Keep your head up JAW were all here for you. I have been having ups and downs all week grrr.


----------



## forever learning (Sep 28, 2010)

My shoulder is available too..

I have been having a hard time of late....It must be in the air. I thought I was doing pretty good but...nope went backwards quite abit....now I have my head down and trying to fight back


----------



## hesnothappy (Mar 5, 2011)

Me three. But I no longer cry for my H, but sometimes for the loss of the marriage and eveything I had invested in it. Plus the loss of my SD, who had turned on me and is acting like an azz (probably because of something her daddy told her) But I decided a long time ago....keep moving forward, don't reminise on what was, pray, pray and pray some more. Praying for you too.


----------



## TheMizz...erable (Aug 14, 2011)

Yesterday was rough for me too. At least today I was back at work so that takes my mind off of things just a little bit.

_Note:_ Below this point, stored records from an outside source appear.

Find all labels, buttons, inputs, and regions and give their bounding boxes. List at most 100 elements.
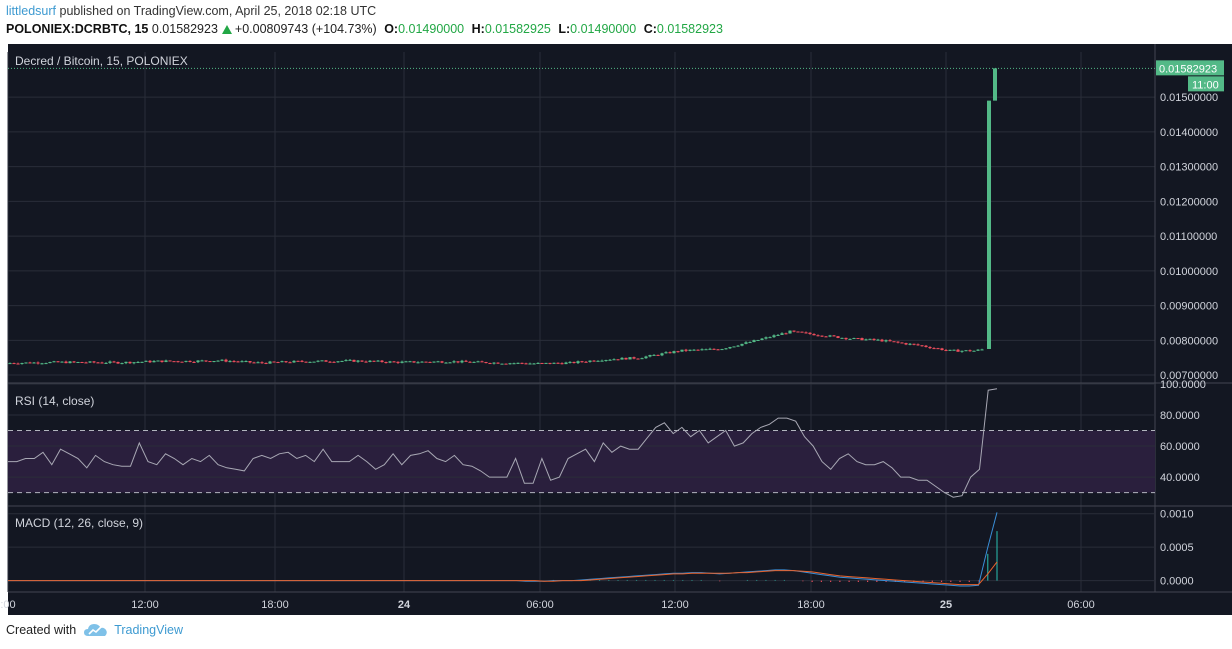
candle [164,360,168,363]
candle [516,362,520,364]
candle [896,341,900,343]
candle [944,350,948,352]
candle [40,363,44,365]
candle [684,349,688,351]
candle [224,359,228,362]
close-value: 0.01582923 [656,22,723,36]
author-link[interactable]: littledsurf [6,4,57,18]
candle [748,342,752,344]
candle [60,361,64,363]
candle [44,363,48,365]
candle [56,361,60,363]
candle [384,362,388,364]
candle [124,361,128,364]
candle [640,358,644,360]
candle [460,360,464,363]
candle [700,349,704,351]
candle [68,361,72,364]
candle [336,361,340,363]
candle [976,349,980,351]
candle [900,342,904,344]
price-axis-tick: 0.01100000 [1160,231,1217,243]
time-axis-tick: 06:00 [526,599,554,611]
candle [296,360,300,362]
candle [560,363,564,365]
price-change: +0.00809743 (+104.73%) [234,22,377,36]
candle [840,337,844,339]
low-label: L: [558,22,571,36]
candle [344,360,348,362]
candle [724,348,728,350]
macd-axis-tick: 0.0010 [1160,509,1194,521]
last-price-tag [1156,60,1224,76]
candle [760,338,764,341]
candle [932,348,936,350]
candle [880,339,884,342]
candle [540,362,544,364]
candle [320,360,324,362]
candle [192,361,196,363]
candle [884,340,888,342]
candle [580,361,584,363]
candle [52,361,56,363]
candle [860,338,864,341]
candle [104,362,108,364]
candle [468,361,472,363]
candle [280,361,284,363]
candle [688,349,692,351]
price-axis-tick: 0.01000000 [1160,266,1218,278]
rsi-axis-tick: 40.0000 [1160,472,1200,484]
candle [24,362,28,364]
candle [424,361,428,363]
candle [372,360,376,362]
candle [100,362,104,364]
macd-axis-tick: 0.0005 [1160,542,1194,554]
candle [824,336,828,338]
candle [340,360,344,362]
candle [792,330,796,332]
candle [452,361,456,363]
candle [376,360,380,362]
candle [428,361,432,363]
candle [400,361,404,363]
candle [128,361,132,364]
candle [768,337,772,339]
candle [84,362,88,364]
time-axis-tick: 12:00 [661,599,689,611]
candle [264,362,268,364]
candle [356,360,360,362]
candle [120,363,124,365]
candle [16,363,20,365]
tradingview-cloud-icon [84,624,107,636]
candle [660,353,664,356]
candle [200,360,204,362]
candle [496,362,500,364]
candle [696,349,700,351]
candle [892,341,896,343]
candle [788,330,792,334]
candle [476,361,480,363]
rsi-axis-tick: 60.0000 [1160,441,1200,453]
candle [328,361,332,363]
tradingview-link[interactable]: TradingView [114,623,183,637]
candle [916,344,920,346]
candle [888,340,892,342]
candle [708,348,712,350]
candle [940,348,944,351]
price-axis-tick: 0.01400000 [1160,127,1218,139]
candle [636,358,640,360]
last-price: 0.01582923 [151,22,218,36]
symbol-label: POLONIEX:DCRBTC, 15 [6,22,149,36]
candle [292,360,296,363]
candle [704,349,708,351]
candle [572,361,576,364]
candle [608,359,612,361]
candle [828,335,832,337]
last-candle [993,68,997,101]
candle [28,362,32,364]
candle [980,349,984,351]
candle [616,359,620,361]
rsi-line [8,388,998,498]
time-axis-tick: 25 [940,599,952,611]
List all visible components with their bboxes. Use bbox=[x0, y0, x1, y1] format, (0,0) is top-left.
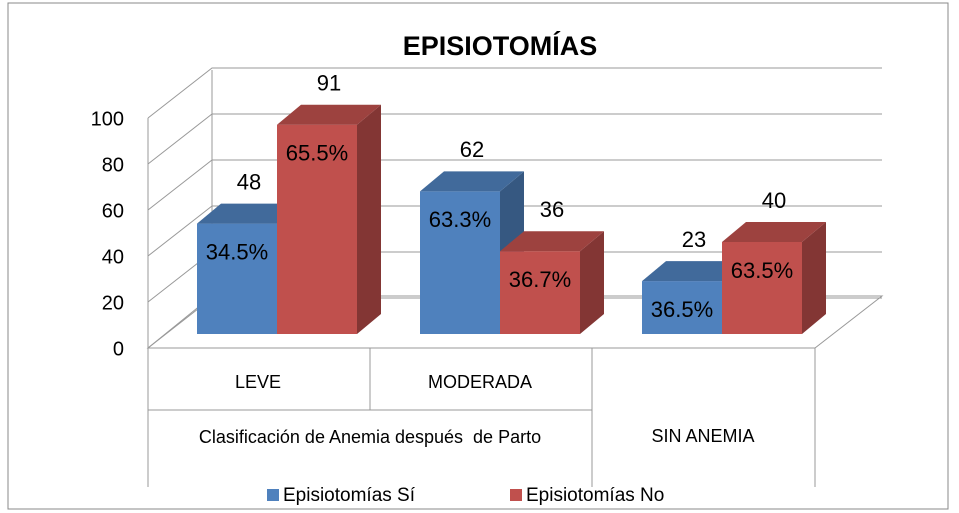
bar-top bbox=[722, 222, 826, 242]
bar-front bbox=[197, 223, 277, 334]
y-tick-label: 20 bbox=[102, 292, 124, 314]
x-tick-label: LEVE bbox=[235, 372, 281, 392]
y-tick-label: 0 bbox=[113, 338, 124, 360]
bar-side bbox=[357, 104, 381, 334]
bar-top bbox=[277, 104, 381, 125]
grid-line bbox=[147, 113, 882, 165]
value-label: 36 bbox=[540, 197, 564, 222]
x-tick-label: MODERADA bbox=[428, 372, 532, 392]
bar bbox=[722, 222, 826, 334]
grid-line bbox=[147, 67, 882, 119]
bar-top bbox=[420, 171, 524, 192]
bar bbox=[277, 104, 381, 334]
inside-label: 36.7% bbox=[509, 267, 571, 292]
legend-label: Episiotomías Sí bbox=[283, 485, 416, 506]
bar-front bbox=[642, 281, 722, 334]
chart-title: EPISIOTOMÍAS bbox=[403, 30, 598, 61]
inside-label: 34.5% bbox=[206, 239, 268, 264]
y-tick-label: 80 bbox=[102, 154, 124, 176]
group-label: Clasificación de Anemia después de Parto bbox=[198, 427, 542, 447]
grid-line bbox=[147, 205, 882, 257]
bar-top bbox=[500, 231, 604, 252]
y-tick-label: 100 bbox=[91, 108, 124, 130]
inside-label: 63.5% bbox=[731, 258, 793, 283]
x-tick-label: SIN ANEMIA bbox=[651, 426, 754, 446]
inside-label: 65.5% bbox=[286, 141, 348, 166]
group-label-box: Clasificación de Anemia después de Parto bbox=[198, 427, 542, 447]
inside-label: 63.3% bbox=[429, 207, 491, 232]
bar-top bbox=[197, 203, 301, 224]
value-label: 48 bbox=[237, 169, 261, 194]
bar-front bbox=[277, 124, 357, 334]
value-label: 62 bbox=[460, 137, 484, 162]
bar bbox=[500, 231, 604, 334]
bar-front bbox=[500, 251, 580, 334]
legend-swatch bbox=[510, 489, 522, 501]
bar-front bbox=[420, 191, 500, 334]
bar-front bbox=[722, 242, 802, 334]
y-tick-label: 40 bbox=[102, 246, 124, 268]
inside-label: 36.5% bbox=[651, 297, 713, 322]
value-label: 23 bbox=[682, 227, 706, 252]
value-label: 40 bbox=[762, 188, 786, 213]
bar-top bbox=[642, 261, 746, 282]
value-label: 91 bbox=[317, 71, 341, 96]
legend-label: Episiotomías No bbox=[526, 485, 664, 506]
grid-line bbox=[147, 159, 882, 211]
floor bbox=[146, 295, 884, 349]
bar-side bbox=[580, 231, 604, 334]
y-tick-label: 60 bbox=[102, 200, 124, 222]
bar-side bbox=[802, 222, 826, 334]
legend-swatch bbox=[267, 489, 279, 501]
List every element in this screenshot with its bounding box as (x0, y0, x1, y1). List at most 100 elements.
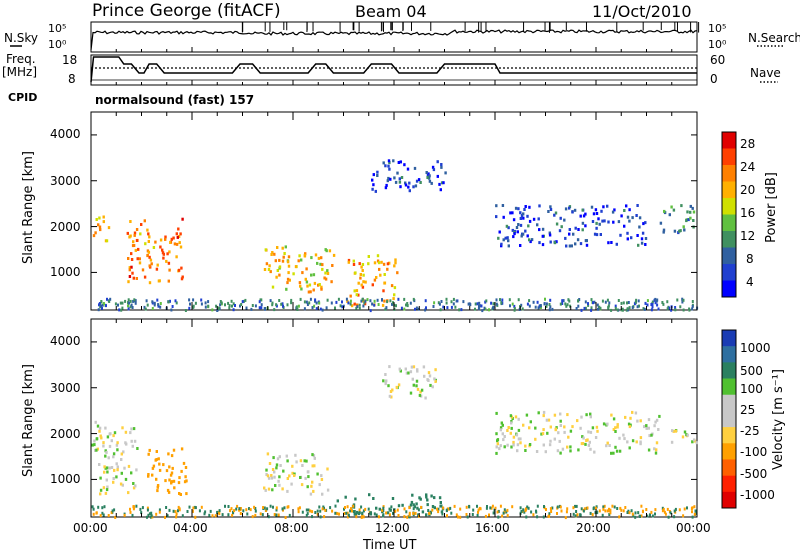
velocity-cell (132, 482, 135, 485)
velocity-cell (185, 492, 188, 496)
power-cell (568, 228, 571, 231)
power-cell (682, 225, 685, 229)
velocity-cell (158, 462, 161, 466)
power-cell (519, 223, 523, 227)
velocity-cell (303, 459, 306, 463)
power-cell (358, 306, 361, 310)
power-cell (177, 268, 181, 272)
velocity-cell (372, 497, 375, 500)
velocity-cell (634, 515, 637, 519)
velocity-cell (358, 511, 361, 515)
power-cell (128, 275, 132, 278)
power-cell (244, 298, 247, 302)
xtick: 08:00 (274, 521, 309, 535)
velocity-cell (612, 451, 615, 455)
power-cell (127, 304, 129, 308)
velocity-cell (155, 450, 158, 453)
velocity-cell (413, 505, 416, 509)
velocity-cell (147, 474, 150, 478)
velocity-cell (311, 453, 314, 457)
velocity-cell (286, 489, 289, 493)
power-cell (611, 210, 615, 214)
power-cell (583, 306, 586, 310)
power-cell (424, 308, 427, 312)
power-cell (573, 208, 577, 212)
power-cell (168, 268, 171, 272)
velocity-cell (645, 424, 648, 428)
power-cell (617, 299, 620, 302)
freq-tick-top: 18 (62, 53, 78, 67)
velocity-cell (390, 395, 393, 399)
velocity-cell (96, 424, 100, 428)
power-cell (282, 255, 285, 259)
power-cell (156, 263, 159, 267)
velocity-cell (155, 477, 158, 481)
velocity-cell (104, 491, 108, 495)
power-cell (241, 300, 244, 304)
power-cell (591, 220, 595, 223)
velocity-cell (310, 484, 313, 488)
velocity-cell (343, 512, 346, 515)
velocity-cell (618, 515, 621, 519)
power-cell (389, 177, 392, 181)
power-cell (406, 167, 410, 171)
velocity-cell (102, 441, 105, 445)
velocity-cell (263, 506, 266, 510)
velocity-cell (407, 371, 410, 375)
velocity-cell (519, 437, 522, 441)
velocity-cell (294, 453, 297, 457)
power-ytick: 4000 (50, 127, 81, 141)
power-cell (319, 307, 322, 311)
power-cell (662, 230, 665, 234)
power-cell (415, 306, 418, 310)
velocity-cell (509, 414, 513, 418)
power-cell (431, 165, 435, 169)
power-cell (360, 283, 363, 287)
velocity-cell (188, 505, 191, 509)
power-cell (376, 298, 379, 302)
velocity-cell (674, 429, 678, 433)
velocity-cell (631, 439, 635, 443)
velocity-cell (103, 505, 106, 509)
power-cell (286, 260, 290, 264)
power-cell (287, 255, 291, 259)
velocity-cell (283, 506, 286, 510)
velocity-cell (382, 505, 385, 509)
velocity-cell (627, 422, 631, 426)
power-cell (587, 302, 589, 306)
power-cell (400, 176, 404, 179)
velocity-cell (378, 507, 381, 511)
velocity-cell (370, 511, 372, 515)
velocity-cell (561, 447, 565, 451)
velocity-cell (282, 469, 285, 473)
power-cell (287, 264, 291, 268)
velocity-cell (266, 452, 270, 456)
velocity-cell (113, 431, 117, 435)
power-cell (169, 241, 172, 244)
velocity-cell (631, 410, 634, 414)
power-cell (316, 261, 319, 265)
power-cell (315, 301, 318, 305)
velocity-cell (610, 413, 613, 417)
power-cell (561, 302, 564, 305)
velocity-panel-frame (90, 318, 698, 518)
velocity-cell (587, 443, 591, 447)
velocity-cell (112, 480, 115, 484)
velocity-cell (484, 514, 487, 518)
velocity-cell (585, 413, 588, 417)
velocity-cell (575, 504, 578, 508)
power-cell (147, 250, 151, 254)
power-cell (207, 304, 210, 308)
velocity-cell (131, 513, 134, 517)
velocity-cell (147, 473, 150, 476)
power-cell (148, 235, 151, 239)
velocity-cell (166, 514, 169, 518)
velocity-cell (168, 465, 171, 469)
power-cell (523, 208, 526, 211)
velocity-cell (382, 506, 385, 510)
velocity-cell (433, 377, 436, 381)
power-cell (117, 303, 119, 307)
power-ytick: 3000 (50, 174, 81, 188)
power-cell (386, 179, 389, 183)
power-cell (512, 235, 515, 239)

I've cried on a few shoulders so if anyone wants to cry on mine, I'm okay with that.


----------



## hopelessdenialpain (Sep 24, 2011)

My shoulder is available. I have read people have their good days and not so good days. 

I am had a better day today (at least a few hours) but you are not alone; I am having the same problem of not being able to concentrate at work because all I can think about is us.


----------



## justabovewater (Jun 26, 2011)

Thanks, friends, for all your kinds words. I KNOW I'm not the only one going through it; we're all hurting. The fact that you all came here and spoke to me during your hard time speaks volumes. Thanks again. I hope we all have a better week ahead. ((((hugs)))) to all of you.


----------



## HurtinginTN (Feb 22, 2011)

How did that song go? Lean on me, when you're not strong.

Maybe your shoulder will be available on our bad days. That is the beauty of this site. We are all going through this roller coaster, so we know how you feel. Thanks for the hugs. Hugs are always good.


----------



## canyouou (Sep 29, 2011)

My shoulder is available too..


----------